Organ trafficking accounts for around 10 per cent of the nearly 70,000 kidney transplants performed worldwide annually, although as many as 15,000 kidneys could be trafficked each year.
China, India, Pakistan, Egypt, Brazil, the Philippines, Moldova, and Romania are among the world's leading providers of trafficked organs. If China is known for harvesting and selling organs from executed prisoners, the other countries have been dealing essentially with living donors, becoming stakeholders in the fast-growing human trafficking web.
Trafficked organs are either sold domestically, or exported to be transplanted into patients from the US, Europe, the United Arab Emirates, Saudi Arabia, and especially Israel.
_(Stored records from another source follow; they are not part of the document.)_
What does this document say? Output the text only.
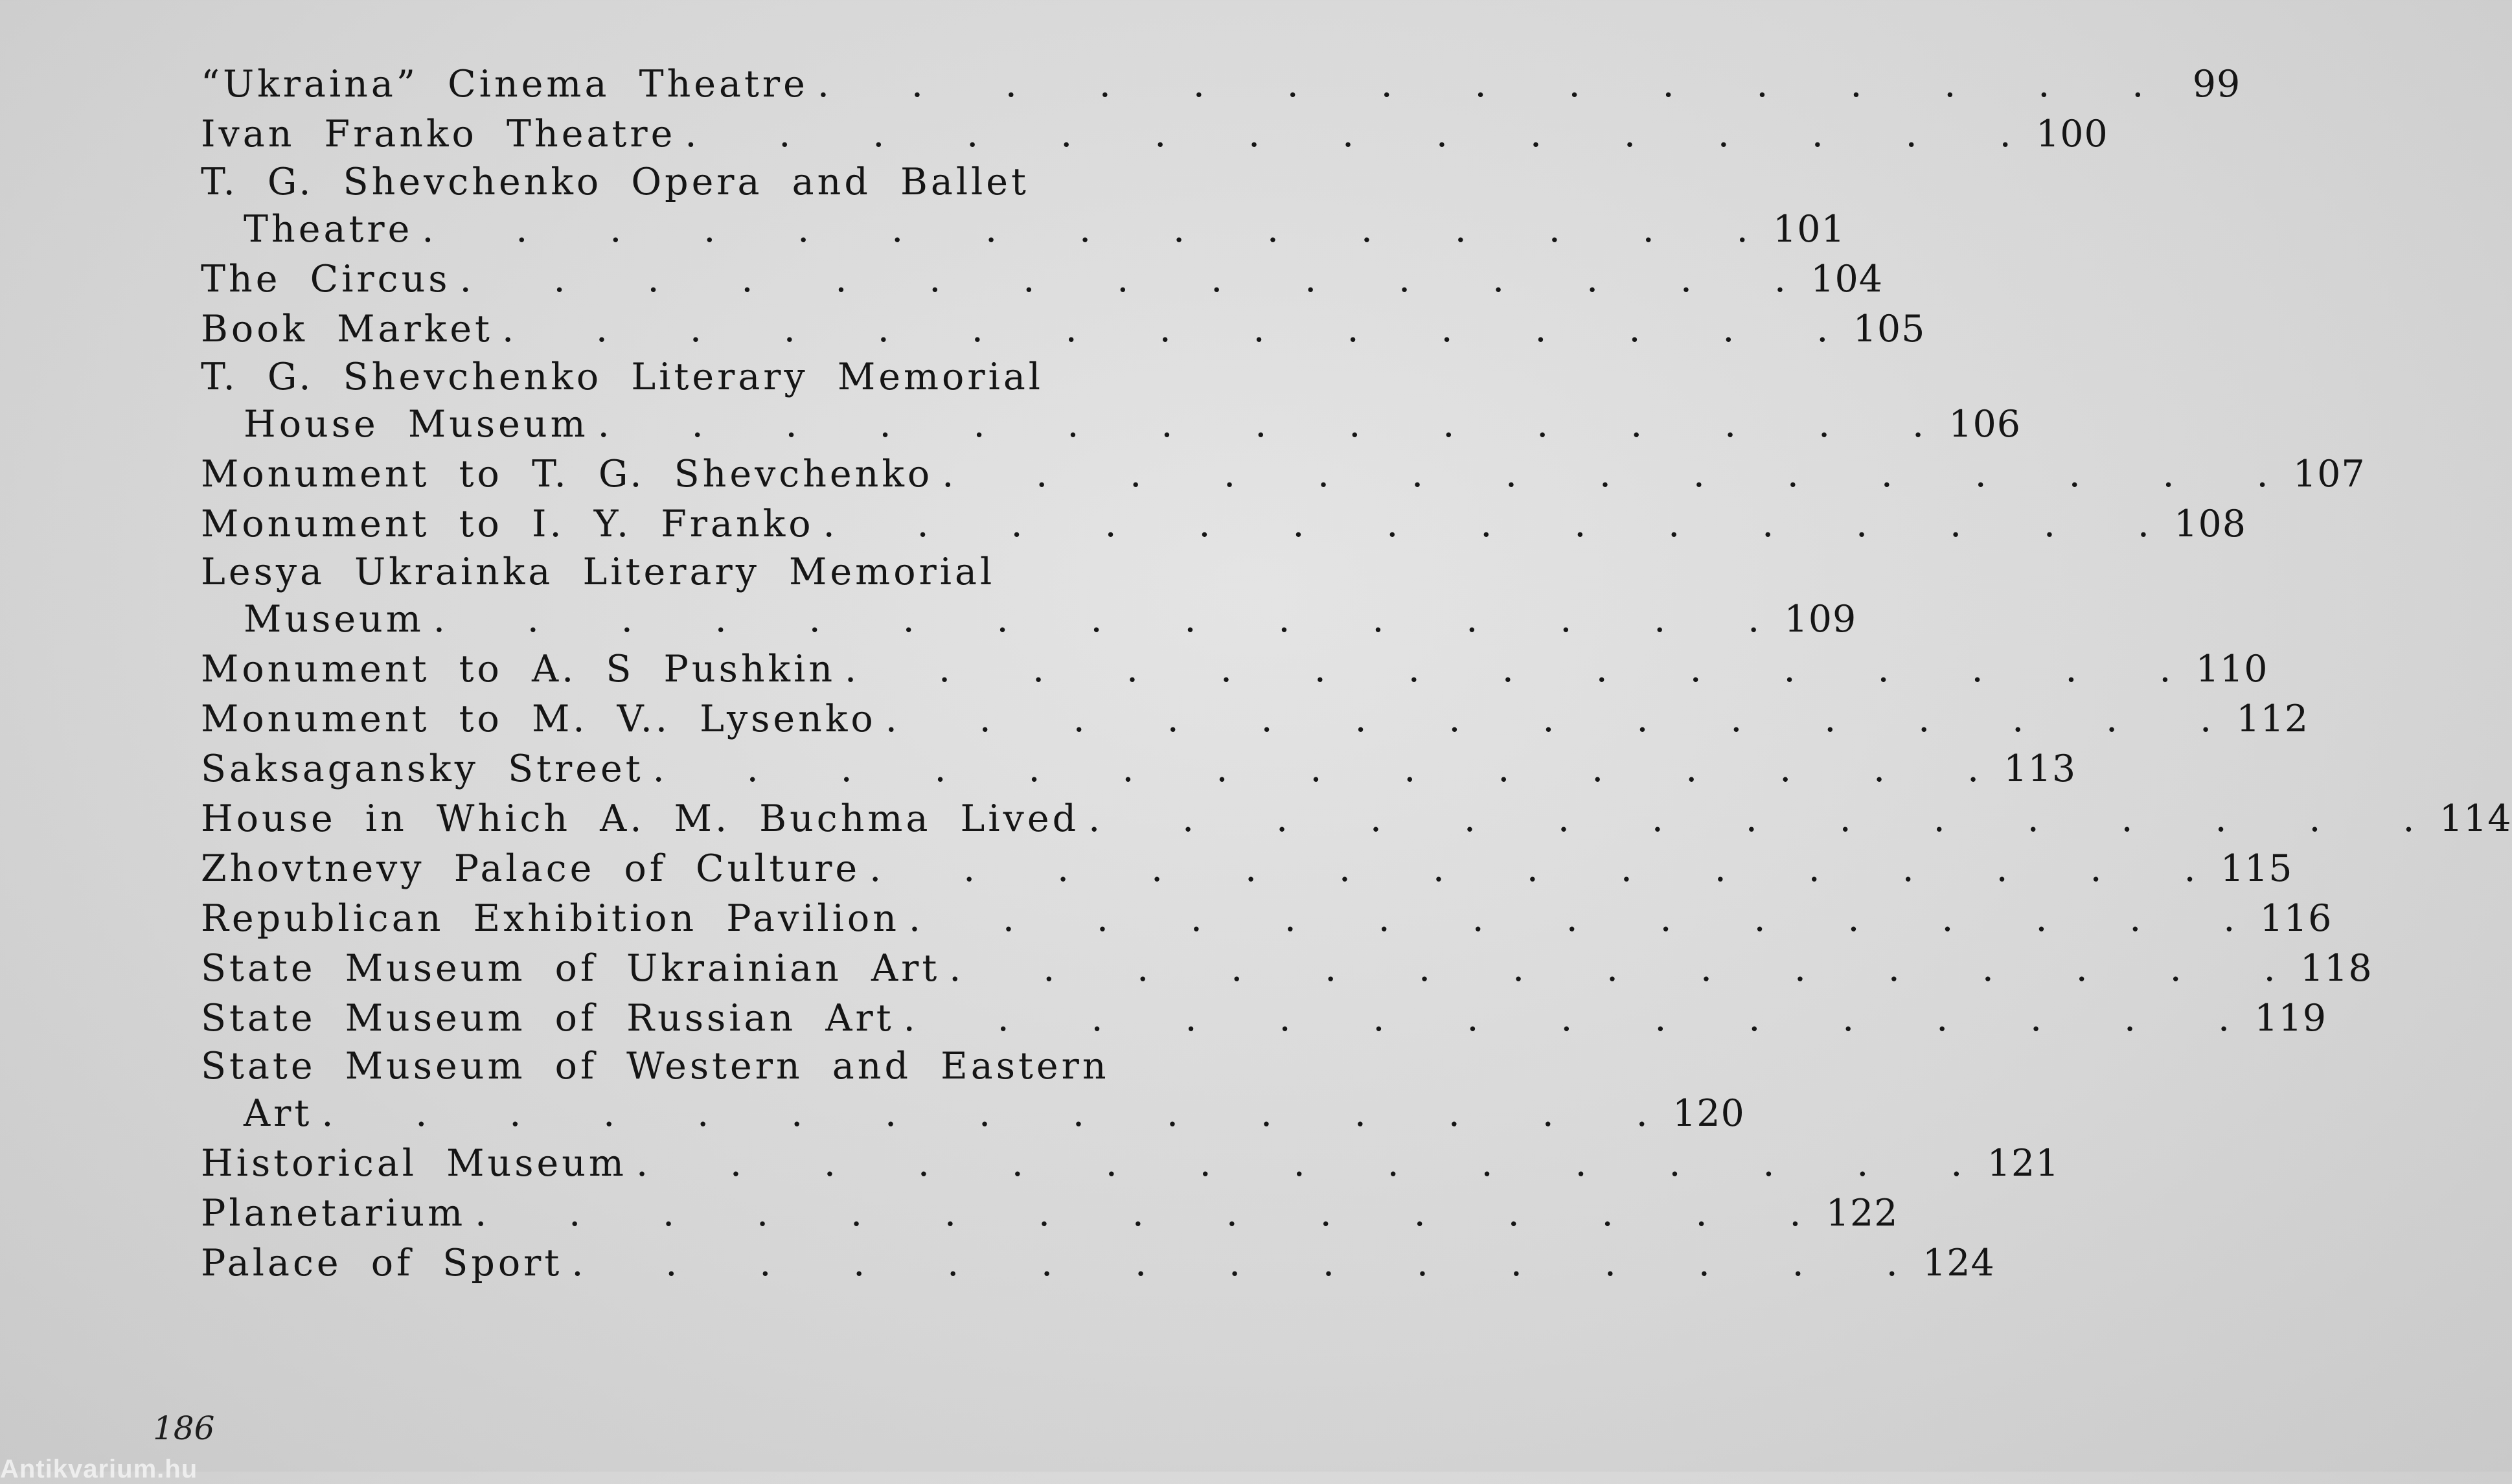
“Ukraina” Cinema Theatre .	99
Ivan Franko Theatre .	100
T. G. Shevchenko Opera and Ballet
Theatre .	101
The Circus .	104
Book Market .	105
T. G. Shevchenko Literary Memorial
House Museum .	106
Monument to T. G. Shevchenko .	107
Monument to I. Y. Franko .	108
Lesya Ukrainka Literary Memorial
Museum .	109
Monument to A. S Pushkin .	110
Monument to M. V.. Lysenko .	112
Saksagansky Street .	113
House in Which A. M. Buchma Lived .	114
Zhovtnevy Palace of Culture .	115
Republican Exhibition Pavilion .	116
State Museum of Ukrainian Art .	118
State Museum of Russian Art .	119
State Museum of Western and Eastern
Art .	120
Historical Museum .	121
Planetarium .	122
Palace of Sport .	124
186
Antikvarium.hu
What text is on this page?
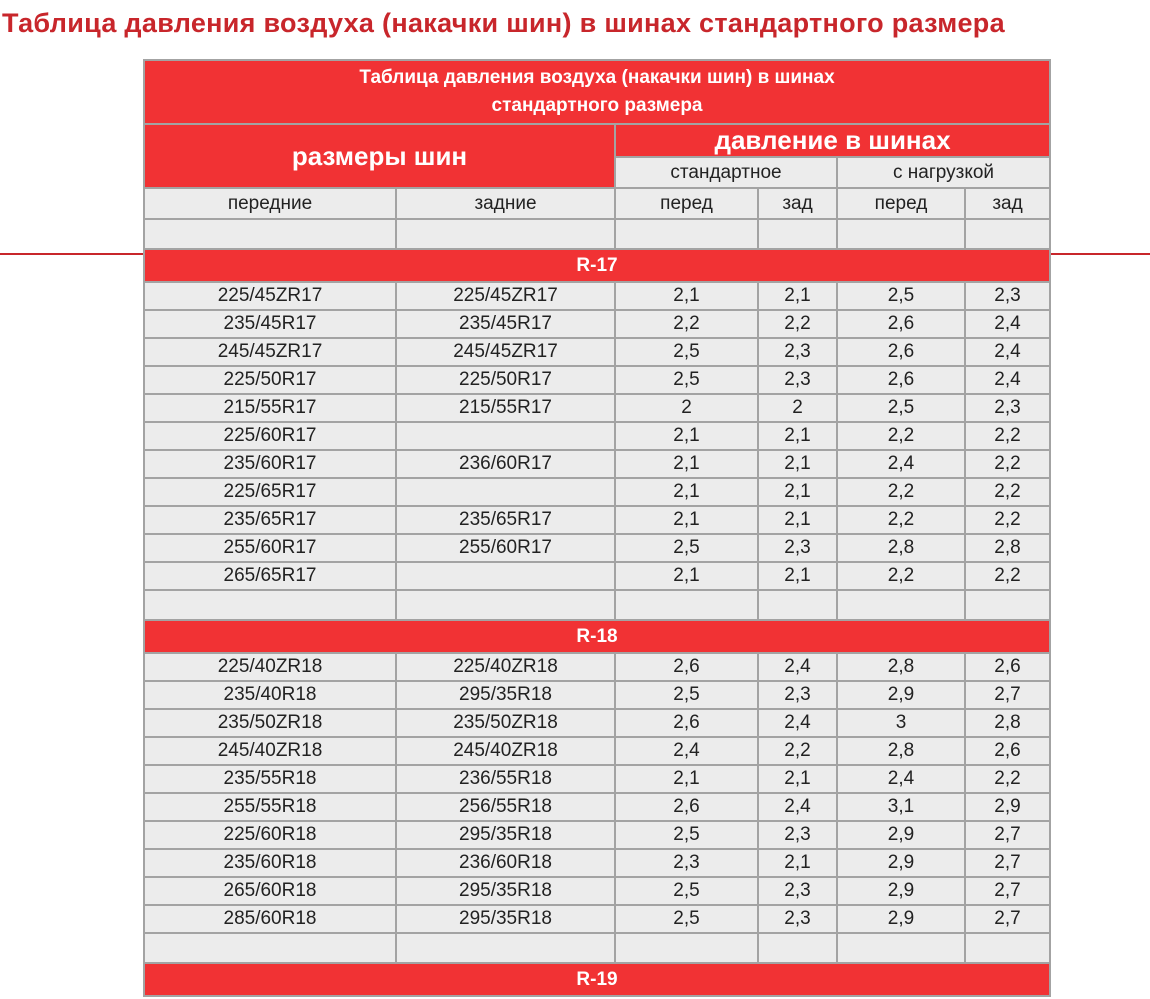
Таблица давления воздуха (накачки шин) в шинах стандартного размера
Таблица давления воздуха (накачки шин) в шинах стандартного размера					
размеры шин		давление в шинах			
		стандартное		с нагрузкой	
передние	задние	перед	зад	перед	зад

R-17					
225/45ZR17	225/45ZR17	2,1	2,1	2,5	2,3
235/45R17	235/45R17	2,2	2,2	2,6	2,4
245/45ZR17	245/45ZR17	2,5	2,3	2,6	2,4
225/50R17	225/50R17	2,5	2,3	2,6	2,4
215/55R17	215/55R17	2	2	2,5	2,3
225/60R17		2,1	2,1	2,2	2,2
235/60R17	236/60R17	2,1	2,1	2,4	2,2
225/65R17		2,1	2,1	2,2	2,2
235/65R17	235/65R17	2,1	2,1	2,2	2,2
255/60R17	255/60R17	2,5	2,3	2,8	2,8
265/65R17		2,1	2,1	2,2	2,2

R-18					
225/40ZR18	225/40ZR18	2,6	2,4	2,8	2,6
235/40R18	295/35R18	2,5	2,3	2,9	2,7
235/50ZR18	235/50ZR18	2,6	2,4	3	2,8
245/40ZR18	245/40ZR18	2,4	2,2	2,8	2,6
235/55R18	236/55R18	2,1	2,1	2,4	2,2
255/55R18	256/55R18	2,6	2,4	3,1	2,9
225/60R18	295/35R18	2,5	2,3	2,9	2,7
235/60R18	236/60R18	2,3	2,1	2,9	2,7
265/60R18	295/35R18	2,5	2,3	2,9	2,7
285/60R18	295/35R18	2,5	2,3	2,9	2,7

R-19					
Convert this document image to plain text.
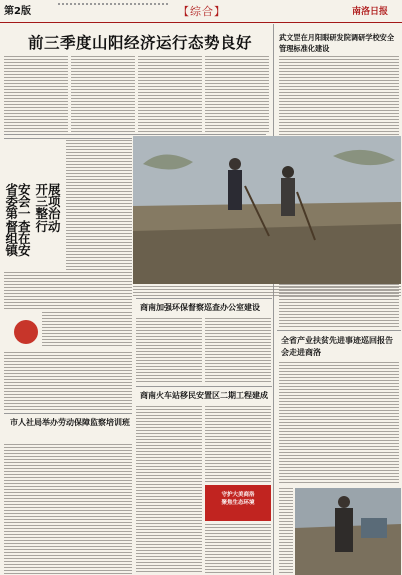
第2版	【综合】	南洛日报
前三季度山阳经济运行态势良好	武文罡在月阳眼研发院调研学校安全管理标准化建设
全省产业扶贫先进事迹巡回报告会走进商洛
开展三项整治行动
省安委会第一督查组在镇安
商南加强环保督察巡查办公室建设
市人社局举办劳动保障监察培训班
商南火车站移民安置区二期工程建成
守护大美商洛
聚焦生态环境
Ten years ago, organ trafficking was largely seen as a rumour. Since then a number of countries (Brazil, South Africa, India, Moldova) have taken decisive steps to go after the traffickers, criminalise the trade in human organs, or ban transplants from living donors. Nonetheless, this has come at the risk of driving the trade underground, or shifting it to other countries.
Arguing that laws and policies are insufficient to effectively curb organ trafficking, Organs Watch, COFS and other non-governmental organisations say it is essential for civil society to be actively engaged in this combat so organ trafficking is universally recognised as a medical human rights abuse and a "body tax on the poor".